Exercise 4: Using MLBox for Data Cleaning and Model Building

Objective: Use MLBox to automatically clean data, perform feature selection, and build an optimized model.

Instructions:

  1. Load a dataset with missing values or imbalanced classes.
  2. Use MLBox to preprocess, clean, and transform the data.
  3. Build and evaluate an optimized model on the preprocessed data.

Solution:

# Install MLBox if not already installed
pip install mlbox
from mlbox.preprocessing import Reader, Drift_thresholder
from mlbox.optimisation import Optimiser
from mlbox.prediction import Predictor

# Load data (MLBox requires the dataset in CSV format)
paths = ["train.csv", "test.csv"]
target_name = "target"

# Step 1: Read and preprocess data
reader = Reader(sep=",")
df = reader.train_test_split(paths, target_name)

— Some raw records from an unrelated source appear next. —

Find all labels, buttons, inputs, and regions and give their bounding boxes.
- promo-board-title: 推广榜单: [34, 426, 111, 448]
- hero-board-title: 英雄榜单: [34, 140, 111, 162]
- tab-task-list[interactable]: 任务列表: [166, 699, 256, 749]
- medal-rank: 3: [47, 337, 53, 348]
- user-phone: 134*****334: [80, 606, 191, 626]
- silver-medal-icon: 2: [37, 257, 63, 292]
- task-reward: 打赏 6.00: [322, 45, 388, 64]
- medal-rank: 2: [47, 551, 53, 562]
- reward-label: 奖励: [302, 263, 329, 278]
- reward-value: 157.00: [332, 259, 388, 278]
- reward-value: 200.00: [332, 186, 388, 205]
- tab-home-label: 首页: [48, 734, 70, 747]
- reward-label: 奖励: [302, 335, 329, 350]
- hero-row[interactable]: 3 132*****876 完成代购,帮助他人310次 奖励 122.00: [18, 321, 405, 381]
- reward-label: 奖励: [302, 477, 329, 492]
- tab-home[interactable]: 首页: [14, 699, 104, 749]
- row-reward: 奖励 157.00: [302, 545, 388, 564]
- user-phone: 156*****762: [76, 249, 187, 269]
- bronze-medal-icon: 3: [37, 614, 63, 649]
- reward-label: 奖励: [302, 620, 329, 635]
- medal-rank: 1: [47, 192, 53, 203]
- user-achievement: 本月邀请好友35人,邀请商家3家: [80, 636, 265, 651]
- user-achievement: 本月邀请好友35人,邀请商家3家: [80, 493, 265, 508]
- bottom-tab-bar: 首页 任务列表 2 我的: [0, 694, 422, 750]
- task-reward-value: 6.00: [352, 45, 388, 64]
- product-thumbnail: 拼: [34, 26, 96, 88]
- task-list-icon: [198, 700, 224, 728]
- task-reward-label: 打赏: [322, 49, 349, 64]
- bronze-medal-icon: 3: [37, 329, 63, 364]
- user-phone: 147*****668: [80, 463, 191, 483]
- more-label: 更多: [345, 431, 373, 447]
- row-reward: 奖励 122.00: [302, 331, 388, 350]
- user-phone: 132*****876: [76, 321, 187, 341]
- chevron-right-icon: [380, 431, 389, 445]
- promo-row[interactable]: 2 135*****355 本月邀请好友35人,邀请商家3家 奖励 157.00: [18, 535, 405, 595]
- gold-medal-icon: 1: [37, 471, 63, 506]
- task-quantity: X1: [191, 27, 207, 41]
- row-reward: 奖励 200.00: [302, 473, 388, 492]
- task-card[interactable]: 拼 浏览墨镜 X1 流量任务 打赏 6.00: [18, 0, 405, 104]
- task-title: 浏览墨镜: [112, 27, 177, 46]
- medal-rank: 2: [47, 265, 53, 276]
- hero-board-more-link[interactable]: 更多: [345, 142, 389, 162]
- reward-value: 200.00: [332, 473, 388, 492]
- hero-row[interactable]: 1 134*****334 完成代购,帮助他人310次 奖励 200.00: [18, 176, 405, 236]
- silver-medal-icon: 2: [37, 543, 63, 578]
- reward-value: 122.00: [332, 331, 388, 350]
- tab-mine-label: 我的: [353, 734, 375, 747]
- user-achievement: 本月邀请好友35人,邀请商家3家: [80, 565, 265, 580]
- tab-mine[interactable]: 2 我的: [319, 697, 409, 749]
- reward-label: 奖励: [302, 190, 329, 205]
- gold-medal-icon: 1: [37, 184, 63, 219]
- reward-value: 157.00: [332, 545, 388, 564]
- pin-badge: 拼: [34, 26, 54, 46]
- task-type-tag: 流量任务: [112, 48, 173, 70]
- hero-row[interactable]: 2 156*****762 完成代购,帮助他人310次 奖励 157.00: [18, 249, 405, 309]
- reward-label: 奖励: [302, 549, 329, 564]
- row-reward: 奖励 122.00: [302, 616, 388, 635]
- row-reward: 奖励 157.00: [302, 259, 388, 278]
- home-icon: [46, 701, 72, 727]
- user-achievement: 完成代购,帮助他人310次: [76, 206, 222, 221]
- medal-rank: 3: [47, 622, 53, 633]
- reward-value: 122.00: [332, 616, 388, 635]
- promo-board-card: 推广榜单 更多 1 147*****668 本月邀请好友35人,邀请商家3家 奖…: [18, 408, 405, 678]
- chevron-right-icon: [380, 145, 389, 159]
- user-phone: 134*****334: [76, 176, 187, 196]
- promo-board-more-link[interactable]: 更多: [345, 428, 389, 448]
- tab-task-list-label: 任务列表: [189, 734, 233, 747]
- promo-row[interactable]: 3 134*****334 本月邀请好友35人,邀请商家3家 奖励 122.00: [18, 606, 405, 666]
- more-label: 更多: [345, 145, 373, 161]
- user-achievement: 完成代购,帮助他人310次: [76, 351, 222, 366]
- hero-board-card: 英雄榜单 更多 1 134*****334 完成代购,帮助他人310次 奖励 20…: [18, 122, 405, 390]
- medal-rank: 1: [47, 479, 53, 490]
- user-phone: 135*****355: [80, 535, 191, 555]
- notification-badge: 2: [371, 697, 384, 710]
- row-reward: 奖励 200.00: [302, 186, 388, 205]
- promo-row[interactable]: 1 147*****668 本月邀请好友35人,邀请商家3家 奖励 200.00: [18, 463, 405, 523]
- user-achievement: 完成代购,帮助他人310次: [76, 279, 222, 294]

# Step 2: Remove features with data drift
drift_thresholder = Drift_thresholder()
df = drift_thresholder.fit_transform(df)

# Step 3: Optimize model and hyperparameters
optimiser = Optimiser()
space = {
    "ne__numerical_strategy": {"search": "choice", "space": ["mean", "median"]},
    "fs__threshold": {"search": "uniform", "space": [0.01, 0.3]},
    "est__strategy": {"search": "choice", "space": ["RandomForest"]}
}
best_params = optimiser.optimise(space, df)

# Step 4: Train and evaluate the model
predictor = Predictor()
predictor.fit_predict(best_params, df)

Train.csv: https://cdn.prod.website-files.com/661b9e736a74273c4f628d5f/67d1a0c20a9ec127e908b552_train.csv

test.csv: https://cdn.prod.website-files.com/661b9e736a74273c4f628d5f/67d1a0c2fa55b9c51c5ec4cd_test.csv

In this exercise:

  • MLBox handles data cleaning, feature selection, and model optimization with minimal manual input.
  • The Drift_thresholder removes features that show data drift, improving generalization on unseen data.

These exercises showcase various AutoML and automated feature engineering tools, from Featuretools for complex feature synthesis to Auto-sklearn, TPOT, and MLBox for automated pipeline optimization. By leveraging these tools, you can streamline the feature engineering process, allowing models to improve performance with minimal manual effort.